日本相撲協会は12日、理事会で元大関の琴欧洲親方(31)が年寄「鳴戸」を継承、襲名することを承認した。同親方は昨年3月に現役を引退。当時は親方になるために必要な「年寄名跡」を取得しておらず、大関経験者の優遇措置でしこ名のまま親方の資格(3年間)を得た。今回、正式に「鳴戸」の名跡を継承したことで、65歳の定年まで相撲協会に親方として残ることができる。

 現在は佐渡ヶ嶽部屋の部屋付き親方として後進の指導にあたっているが、定年まで身分が保障されたことで将来的には独立することも可能になった。かねて親方は本紙に「独立して自分で部屋を持つことは、夢として持っている」と明言。名跡継承は、そのための第一歩と言える。
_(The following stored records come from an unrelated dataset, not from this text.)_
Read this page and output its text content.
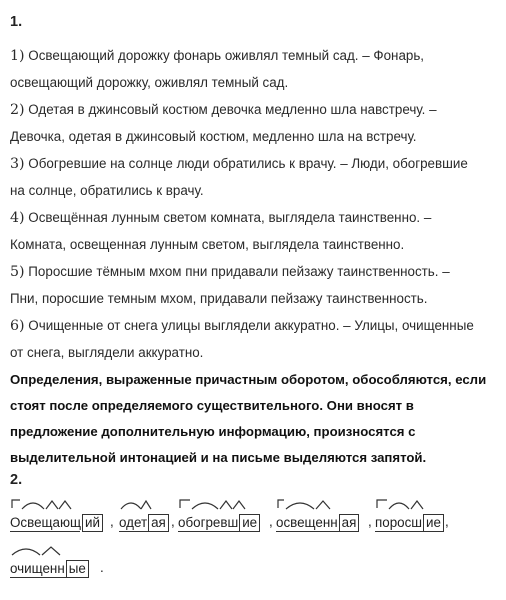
1.
1) Освещающий дорожку фонарь оживлял темный сад. – Фонарь,
освещающий дорожку, оживлял темный сад.
2) Одетая в джинсовый костюм девочка медленно шла навстречу. –
Девочка, одетая в джинсовый костюм, медленно шла на встречу.
3) Обогревшие на солнце люди обратились к врачу. – Люди, обогревшие
на солнце, обратились к врачу.
4) Освещённая лунным светом комната, выглядела таинственно. –
Комната, освещенная лунным светом, выглядела таинственно.
5) Поросшие тёмным мхом пни придавали пейзажу таинственность. –
Пни, поросшие темным мхом, придавали пейзажу таинственность.
6) Очищенные от снега улицы выглядели аккуратно. – Улицы, очищенные
от снега, выглядели аккуратно.
Определения, выраженные причастным оборотом, обособляются, если
стоят после определяемого существительного. Они вносят в
предложение дополнительную информацию, произносятся с
выделительной интонацией и на письме выделяются запятой.
2.
Освещающ ий , одет ая , обогревш ие , освещенн ая , поросш ие ,
очищенн ые .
 元横綱隆の里が創設した旧鳴戸部屋には、大関稀勢の里(28)、小結高安(24)らが所属。部屋を継いだ現師匠の元幕内隆の鶴(38)が一昨年12月に「鳴戸」から「田子ノ浦」へ名跡を変更したため消滅した。ブルガリア出身の元大関の手によって「鳴戸部屋」が復活する可能性が出てきた。